Despite what apologists may have to say, Pakistani society is a study in ever-increasing conservatism and conformity. The Islamabad government has just elected as President a bigoted, sexist, minority hater. After a lot of hemming and hawing and the writing of a few obligatory English editorials on the matter for the minuscule English-speaking audience, like so much else, it was taken lying down.This is not a blanket indictment of the people of Pakistan but a sad reflection of 50 years of stymied political and intellectual growth. A state shackled by ideology, insecurity and retrogressive rhetoric has ensured that the parameters of public discourse be progressively narrowed over time. Today in Pakistan, politically and culturally, there is no place at the margins. You are either mainstream or you are out. The Constitution of Pakistan, and the state, the upholder of that Constitution and public moral standards, continue to legalise discrimination, bigotry, prejudice and exclusion.
Academics, writers, poets, scientists or just ordinary individuals who do not agree with these limitations are outsiders. Either they have to be wealthy enough to maintain some autonomy or they will have to simply conform.
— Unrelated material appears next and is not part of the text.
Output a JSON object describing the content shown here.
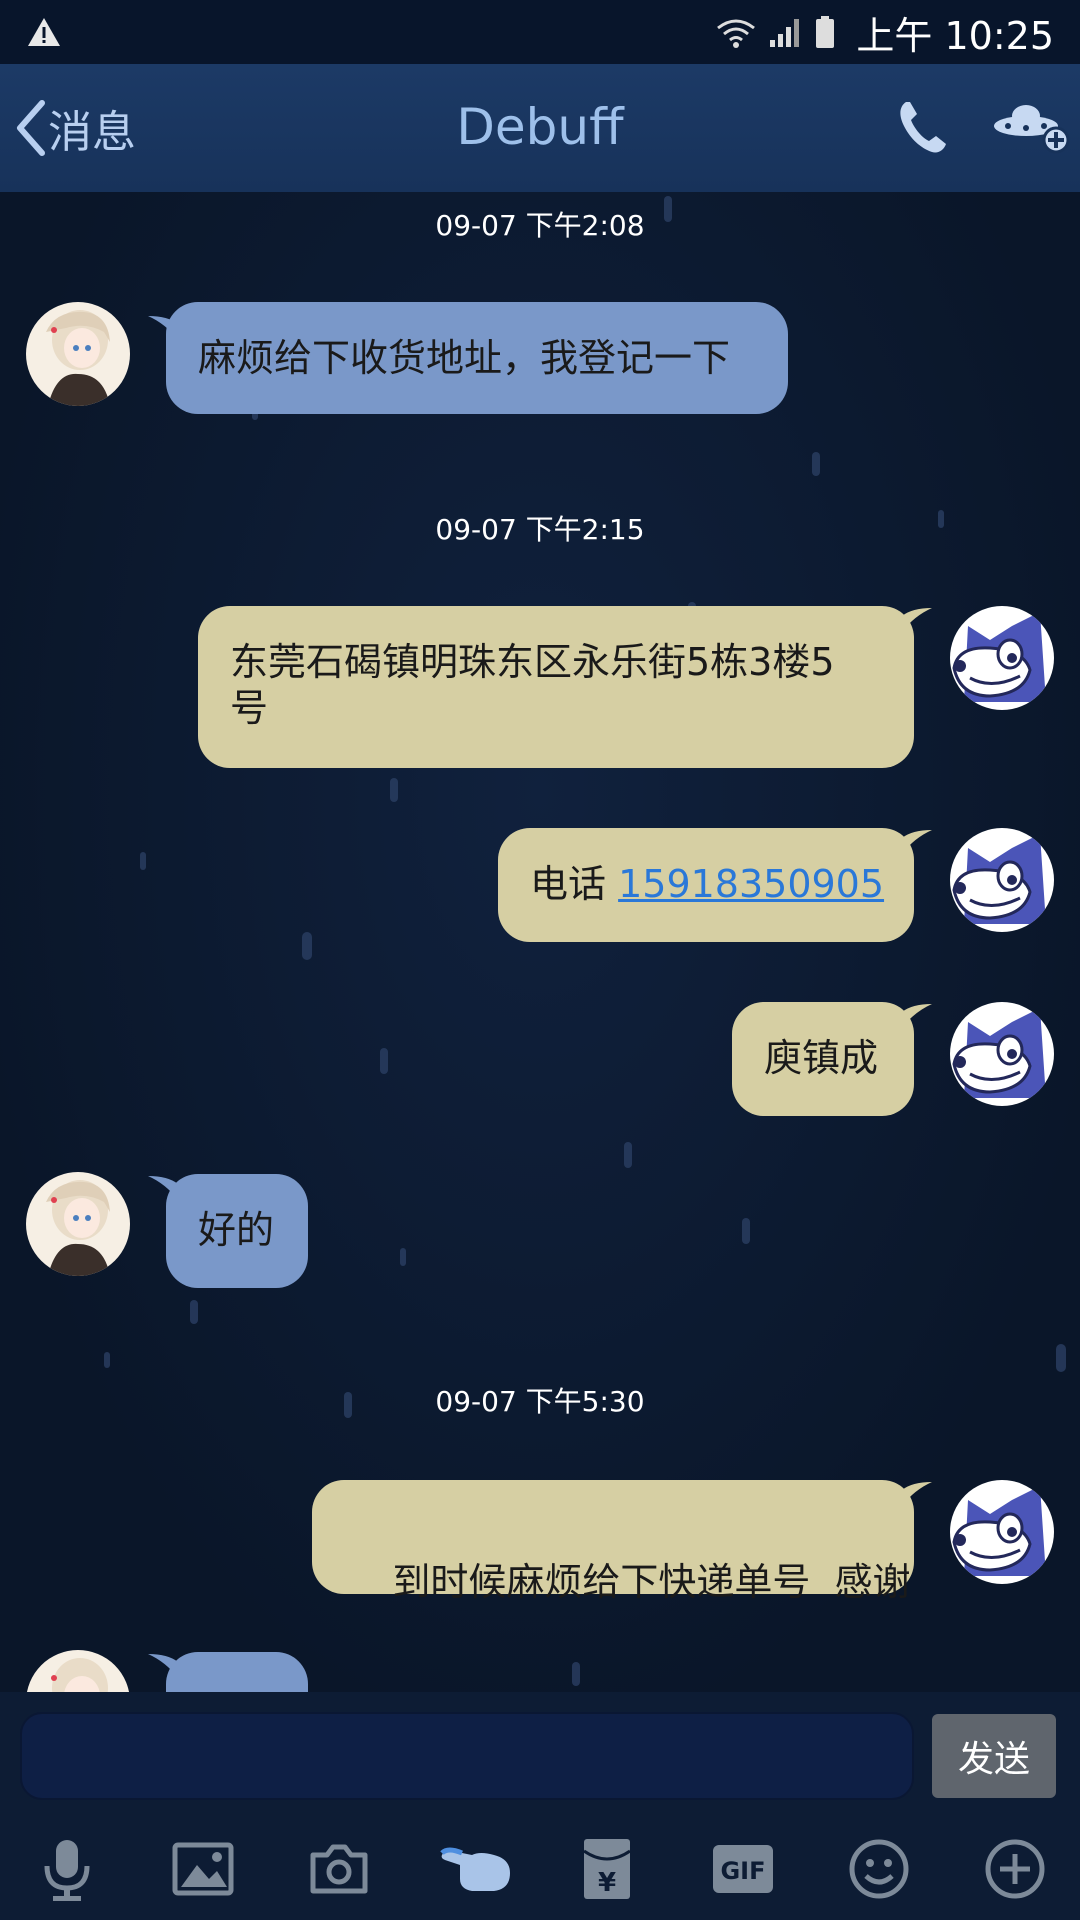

Some fight to be immediately marginalised, but not everyone is brave enough to suffer thus.
Of course, there are a few fearless ones who continue to question and propose alternatives. Lawyer and human rights activist Asma Jahangir is one of them, but she is in the fortunate position of being financially advantaged. Several years ago, when this writer was toying with the idea of returning to Pakistan and saving it (the idealism of the young), Jahangir surprised me by asking whether I owned two properties, one to live in and one to rent. The answer being in the negative, her advice was that the dotted line be toed until I achieved the required level of economic independence. Rather scornfully, I retorted that money does not give one happiness. “Yes, I agree, but it does make unhappiness a lot easier to deal with,” was her crushing and (in retrospect) perceptive reply.
Still A Pakistani
There is much that is wonderful about Pakistan. Interesting, and sometimes brave and committed people, are some of its greatest assets. Above all, it is my home. Regardless of where I am I will not stop being A Pakistani.
But, within Pakistan, self-censorship is endemic. It is so deeply ingrained that creativity has no place in the Pakistani mind. Already, having written this article, 1 have opened myself up to charges of being an “anti-Pakistan element”. I could be tried under the blasphemy law, the hudood laws, the prohibition act. In all probability, I will not get into any trouble, till I actually become a problem, at which time this article may come back to haunt me.
Do I want to live with this fear? Will I be able to say what I think over time if I live this life of sustained fear? I grew up in Pakistan and already my capacity for self examination and airing the truth is limited. I should not allow it to get any worse.
Life in a country which has forgotten how to tell the truth is not desirable.